A much better approach would be for states to encourage and enable alternative market platforms to emerge by levelling the playing field, so that the existing APMCs and the new entrants in the market space can compete on an equal footing. For instance, the states could enable the APMCs bodies to convert into a Farmer Producer Organisation (FPO), or even a private company, and then compete with other players in the market on an equal footing for the custom of the farmers. Instead, the new market access law is seeking to stifle the existing APMCs, without any regard to the local contexts, while privileging the potential newcomers. Throwing the baby with the bathwater.
The ultimate irony was that the very moment these bills were being enacted in Parliament, the government issued an order to ban all export of onions with immediate effect on 14 September. Such ad hoc decisions on onions, which are almost an annual feature , bely the promise of free trade and undermine the prospect of a contract.
Likewise, with the Essential Commodities Act, a central law protected under the Ninth Schedule, and whose roots can be traced to wartime shortages in the 1940s. However, Indian farmers have transformed Indian agriculture despite the regulatory stranglehold. The new amendment removes some of the specific commodities from the purview of the Act, but adds clauses that negate the very purpose of the amendment. The new law says, in case of a price increase of 100 per cent in case of perishable items, and 50 per cent in case of food grains, the ECA can be invoked.
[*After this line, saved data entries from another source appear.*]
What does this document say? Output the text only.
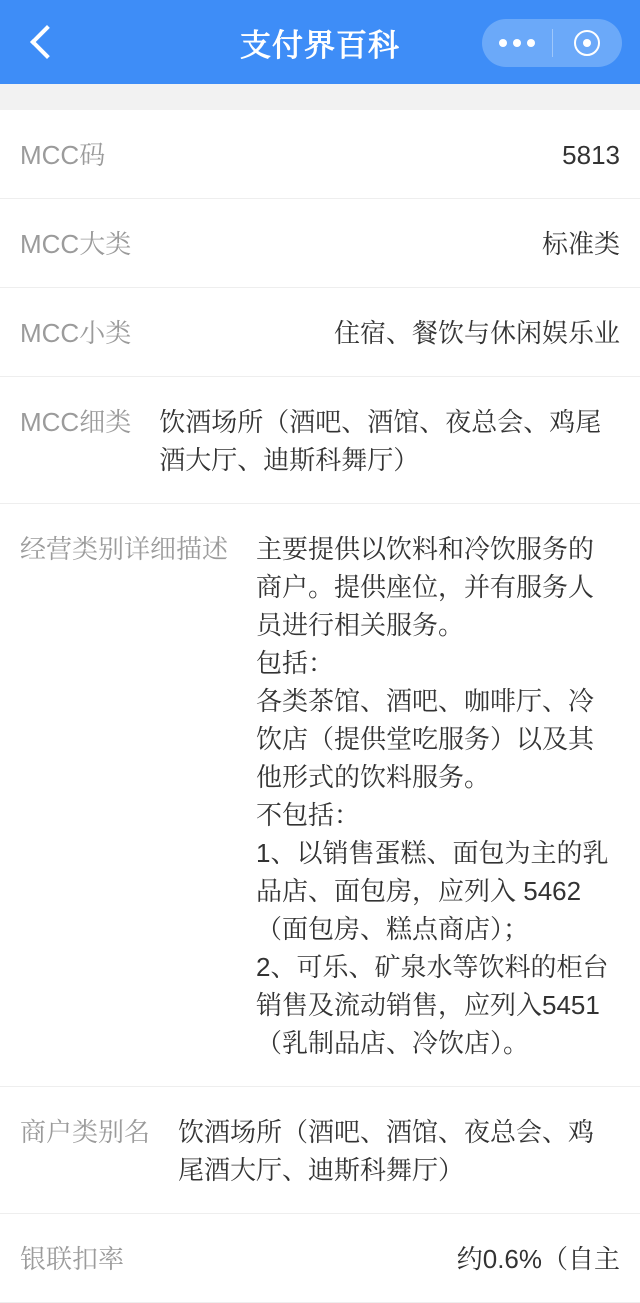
支付界百科
MCC码	5813
MCC大类	标准类
MCC小类	住宿、餐饮与休闲娱乐业
MCC细类	饮酒场所（酒吧、酒馆、夜总会、鸡尾酒大厅、迪斯科舞厅）
经营类别详细描述 主要提供以饮料和冷饮服务的商户。提供座位，并有服务人员进行相关服务。

包括：

各类茶馆、酒吧、咖啡厅、冷饮店（提供堂吃服务）以及其他形式的饮料服务。

不包括：

1、以销售蛋糕、面包为主的乳品店、面包房，应列入 5462（面包房、糕点商店）；

2、可乐、矿泉水等饮料的柜台销售及流动销售，应列入5451（乳制品店、冷饮店）。

商户类别名	饮酒场所（酒吧、酒馆、夜总会、鸡尾酒大厅、迪斯科舞厅）
银联扣率	约0.6%（自主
Today, the country is not suffering from scarcity, but the farmers are bearing the burden of abundance. They have no assurance for trade nationally or globally, and they are not free to access the latest technology to improve their productivity. The new laws hardly testify to the sincerity of the government’s intention to free the farmers.
Agriculture is currently under the spotlight, and here are three possible steps that might help find a constructive way forward.
- The Modi government should suspend the new market access law bypassing the existing APMCs. Instead, state governments need to undertake reforms to liberalise the agriculture market and trade. Competition among states may throw up the most effective models for the agriculture market, reflecting the local agriculture situation and the political economy of that state. The Centre should just ensure that interstate movement of produce is neither blocked nor restricted.
- The contract farming law should be made a model law, with the state free to adopt or modify it as suitable to meet local conditions. Nearly 25-50 per cent of agriculture is conducted under some kind of contracts, largely informal. There won’t be any need to engage in informal contracts, if the formal institutions are able to earn the confidence of the farmers.
- The Modi government should abolish, or completely remove, agriculture from the purview of the Essential Commodities Act. In order to meet the requirement of food security, as well as disruptions caused by natural calamities, the central or state governments can always purchase the necessary commodities from the market for the benefit of those in desperate need.
The amazing success of two major Indian crops in the international market over the past 10-15 years should provide a glimpse of the possibilities. India today is the leading exporter of rice and cotton, producing far beyond the domestic need, and opening the possibilities beyond the current debate over APMC and MSP.
The author is an independent commentator and a long time proponent of market reforms, with a particular interest in agriculture policies. Views are personal.